Malheureusement je pense que l’état de la société française, de ses forces de gauche et du PCF est arrivé à un tel état d’asphyxie intellectuelle dont témoigne ce journaliste incapable d’entendre ce qu’on lui dit, ne laissant même pas parler son interlocuteur en brouillant ses propos de remarques imbéciles.

Je suis partagée entre l’idée que l’on ne peut pas déserter et tenter d’apporter des faits et des éléments de réflexion à notre malheureux peuple français et l’envie de tout lâcher tant on ne peut qu’avoir conscience de l’inutilité d’une telle démarche menée à notre niveau, chaque jour, nous continuons en nous demandant jusqu’à quand, mais ne comptez pas sur nous pour flatter en quoi que ce soit l’irresponsabilité générale dans un mépris du travail accompli dans ce blog depuis maintenant une décennie.

Danielle Bleitrach

samedi 24 juin 2023

 

L’Afrique et la Russie ont donné une leçon à Macron, par Gevorg Mirzayan

Encore une “appréciation” de l’attitude de Macron par cet auteur russe que nous citons souvent pour ses analyses pertinentes et qui reflètent souvent un point de vue “officiel”. (note de DB traduction de Marianne Dunlop)

https://vz.ru/world/2023/6/23/1217819.html

Le ministère sud-africain des affaires étrangères promet de coordonner l’éventuelle participation de M. Macron au sommet des BRICS avec la Russie.

23 juin 2023, 08:10
Photo : LUDOVIC MARIN/EPA/TASS
Texte : Gevorg Mirzayan, professeur associé à l’Université des finances

“Pour la France, cela a toutes les allures d’une humiliation”. C’est ainsi que les analystes politiques ont évalué la réaction de l’Afrique du Sud à la déclaration catégorique de la Russie : Moscou ne veut pas de Macron au prochain sommet des BRICS en Afrique du Sud. Pretoria a clairement indiqué qu’elle se conformerait au souhait de Moscou, et le président français, qui avait demandé cette visite, a reçu une gifle politique.

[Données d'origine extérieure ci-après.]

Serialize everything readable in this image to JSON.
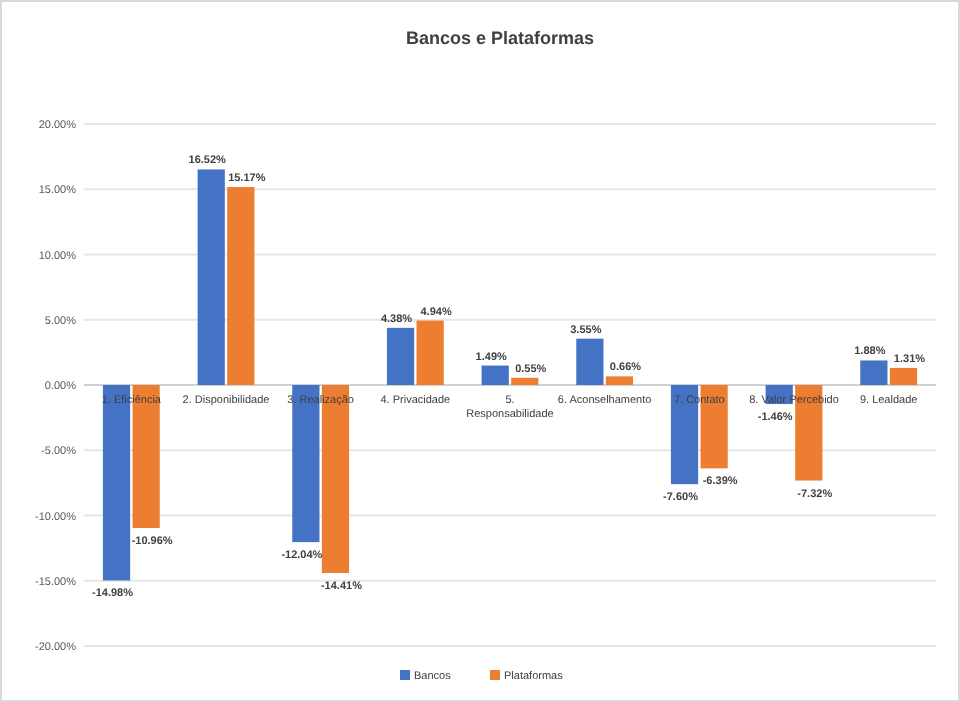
{
  "chart_data": {
    "type": "bar",
    "title": "Bancos e Plataformas",
    "categories": [
      "1. Eficiência",
      "2. Disponibilidade",
      "3. Realização",
      "4. Privacidade",
      "5. Responsabilidade",
      "6. Aconselhamento",
      "7. Contato",
      "8. Valor Percebido",
      "9. Lealdade"
    ],
    "series": [
      {
        "name": "Bancos",
        "color": "#4472c4",
        "values": [
          -14.98,
          16.52,
          -12.04,
          4.38,
          1.49,
          3.55,
          -7.6,
          -1.46,
          1.88
        ],
        "value_labels": [
          "-14.98%",
          "16.52%",
          "-12.04%",
          "4.38%",
          "1.49%",
          "3.55%",
          "-7.60%",
          "-1.46%",
          "1.88%"
        ]
      },
      {
        "name": "Plataformas",
        "color": "#ed7d31",
        "values": [
          -10.96,
          15.17,
          -14.41,
          4.94,
          0.55,
          0.66,
          -6.39,
          -7.32,
          1.31
        ],
        "value_labels": [
          "-10.96%",
          "15.17%",
          "-14.41%",
          "4.94%",
          "0.55%",
          "0.66%",
          "-6.39%",
          "-7.32%",
          "1.31%"
        ]
      }
    ],
    "ylim": [
      -20,
      20
    ],
    "yticks": [
      {
        "value": -20,
        "label": "-20.00%"
      },
      {
        "value": -15,
        "label": "-15.00%"
      },
      {
        "value": -10,
        "label": "-10.00%"
      },
      {
        "value": -5,
        "label": "-5.00%"
      },
      {
        "value": 0,
        "label": "0.00%"
      },
      {
        "value": 5,
        "label": "5.00%"
      },
      {
        "value": 10,
        "label": "10.00%"
      },
      {
        "value": 15,
        "label": "15.00%"
      },
      {
        "value": 20,
        "label": "20.00%"
      }
    ],
    "grid": true,
    "legend": "bottom"
  }
}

Le sommet des BRICS prévu pour le mois d’août a soudain connu une deuxième intrigue liée à la liste des participants. Alors que les experts s’interrogeaient auparavant sur la présence du président russe Vladimir Poutine (qui, rappelons-le, n’a pas participé au sommet du G20 en Indonésie en novembre 2022), ils ont commencé à parier sur la venue du président français Emmanuel Macron.

Il y a quelques jours encore, certains médias français ont laissé filtrer des informations à ce sujet : ils ont assuré que M. Macron demandait pratiquement à assister au sommet en Afrique du Sud. Cette information a ensuite été officiellement confirmée.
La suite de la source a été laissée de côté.